Medeni durum Sayı Oran %

Evli 177 78,7

Bekâr 28 12,4

Boşanmış 13 5,8

Eşi vefat etmiş 7 3,1

Toplam 225 100,0

Koruyucu ailelerin %78,7 gibi büyük bir çoğunlukla evli aileler olduğu görülmektedir. Koruyucu aile hizmet modelinden yararlanan çocuklar için anne ve baba rol modellerinin olması önemli ve tercih edilen bir durumdur. Baba rol modelinin olmadığı bekâr veya boşanmış koruyucu annelerin toplam oranı da

%18,2’dir. Bu ailelerde sosyal destek sistemleri ile bu durum telafi edilebilmektedir.

Araştırmaya katılan koruyucu aile bireylerinin eğitim durumlarını gösteren bilgiler aşağıdaki Tablo 27’de gösterilmiştir.

Tablo: 27

Koruyucu aile bireylerinin öğrenim durumları

Öğrenim durumu Sayı Oran %

İlkokul 41 18,2

Ortaokul 20 8,9

Lise 62 27,6

Ön lisans 10 4,4

Lisans 59 26,2

Yüksek lisans 27 12,0

Doktora ve üstü 6 2,7

Toplam 225 100,0

KAY gereği koruyucu ailelerin en az ilkokul mezunu olması gerekmektedir.

Tabloda görüldüğü üzere en yüksek oran olan % 27,6 ile lise mezunu ve % 26,2 ile lisans mezunu olan ailelerin oranı birbirine çok yakındır. Bunu % 18,2 ile ilkokul mezunu ve % 12 ile yüksek lisans mezunu takip etmektedir. Genel olarak koruyucu ailelerin eğitim seviyelerinin yüksek olduğunu söyleyebiliriz.

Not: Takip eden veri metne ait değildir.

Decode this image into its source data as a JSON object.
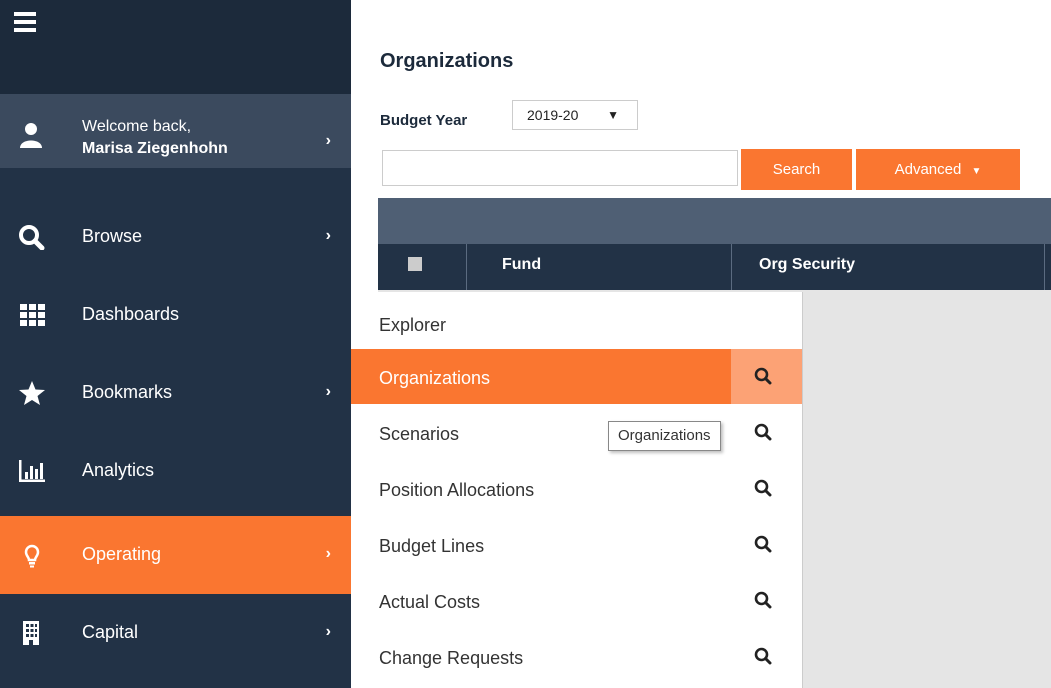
{
  "sidebar": {
    "welcome_line": "Welcome back,",
    "user_name": "Marisa Ziegenhohn",
    "items": [
      {
        "label": "Browse",
        "icon": "search-icon",
        "has_chevron": true
      },
      {
        "label": "Dashboards",
        "icon": "grid-icon",
        "has_chevron": false
      },
      {
        "label": "Bookmarks",
        "icon": "star-icon",
        "has_chevron": true
      },
      {
        "label": "Analytics",
        "icon": "bar-chart-icon",
        "has_chevron": false
      },
      {
        "label": "Operating",
        "icon": "lightbulb-icon",
        "has_chevron": true,
        "active": true
      },
      {
        "label": "Capital",
        "icon": "building-icon",
        "has_chevron": true
      }
    ]
  },
  "main": {
    "title": "Organizations",
    "budget_year_label": "Budget Year",
    "budget_year_value": "2019-20",
    "search_value": "",
    "search_button": "Search",
    "advanced_button": "Advanced",
    "columns": [
      "Fund",
      "Org Security"
    ]
  },
  "menu": {
    "items": [
      {
        "label": "Explorer",
        "has_search": false
      },
      {
        "label": "Organizations",
        "has_search": true,
        "active": true
      },
      {
        "label": "Scenarios",
        "has_search": true
      },
      {
        "label": "Position Allocations",
        "has_search": true
      },
      {
        "label": "Budget Lines",
        "has_search": true
      },
      {
        "label": "Actual Costs",
        "has_search": true
      },
      {
        "label": "Change Requests",
        "has_search": true
      }
    ]
  },
  "tooltip": "Organizations",
  "colors": {
    "sidebar_bg": "#223246",
    "accent": "#fa7630",
    "grid_header": "#4f5f74"
  }
}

Aile bireylerinin çalışma ve iş durumlarını Tablo 28’de gösterilmiştir.

Tablo: 28

Koruyucu aile bireylerinin çalışma ve iş durumları

Çalışma şekli Sayı Oran %

Emekli 62 27,6

Özel sektör çalışanı 54 24,0

Ev hanımı 49 21,8

Memur 29 12,9

İşyeri sahibi 27 12,0

Akademisyen 2 0,9

Cevap vermeyen 1 0,4

Diğer 1 0,4

Toplam 225 100,0

Araştırmaya katılan koruyucu ailelerin aylık gelir seviyeleri Tablo 29’da gösterilmiştir. Araştırmanın yapıldığı dönemde asgari ücret 1300 TL olduğundan alt sınır olarak bu rakam esas alınmıştır.

Tablo: 29

Koruyucu aile bireylerinin aylık gelir durumları

Aylık gelir dilimi TL Sayı Oran %

1.300-1.500 13 5,8

1.501-2.000 17 7,6

2.001-2.500 25 11,1

2.501-3.000 39 17,3

3.001-5.000 60 26,7

5.001-10.000 43 19,1

10.000 + 25 11,1

Cevap vermeyen 3 1,3

Toplam 225 100,0

Koruyucu ailelerin biyolojik çocuklarının olup olmama durumu aşağıdaki Tablo 30’da gösterilmiştir. Koruyucu ailenin biyolojik çocuğu yok ise evlat edinme motivasyonunda olma durumları iyi değerlendirilmelidir. Özellikle koruyucu ailesi olunan çocuktan daha büyük yaşlarda çocukları olan aileler, çocuk yetiştirme konusunda belli tecrübeleri yaşamış, çocuk yararı ve koruyucu aile hizmet modeli açısından daha ideal ailelerdir. Ancak Tablo 30’da görüldüğü üzere % 66,2 gibi büyük bir çoğunluktaki ailenin biyolojik çocuğu yoktur.

Tablo: 30

Koruyucu ailelerin biyolojik çocuk sahibi olma durumları

Biyolojik çocuk Sayı Oran %

Biyolojik çocuğum yok 149 66,2

Biyolojik çocuğum var 60 26,7

Cevap vermeyen 16 7,1

Toplam 225 100,0

Biyolojik çocuğu olmayan ailelerde çocuk sahibi olmak istediği halde çocuk sahibi olamama durumu var ise; çocuk özlemi nedeni ile çocuğa karşı aşırı hassas

olma, taviz verme, sınır koyamama gibi olumsuzlukların yaşanma ihtimali artacağından bu aileler, bu konularda özellikle iyi bilgilendirilmeli ve iyi değerlendirilmelidir. Tablo 30’daki % 66,2’lik oran içerisinde evli olmadığı için biyolojik çocuğu olmayan ailelerin de önemli bir oran teşkil ettiği göz önünde bulundurulmalıdır.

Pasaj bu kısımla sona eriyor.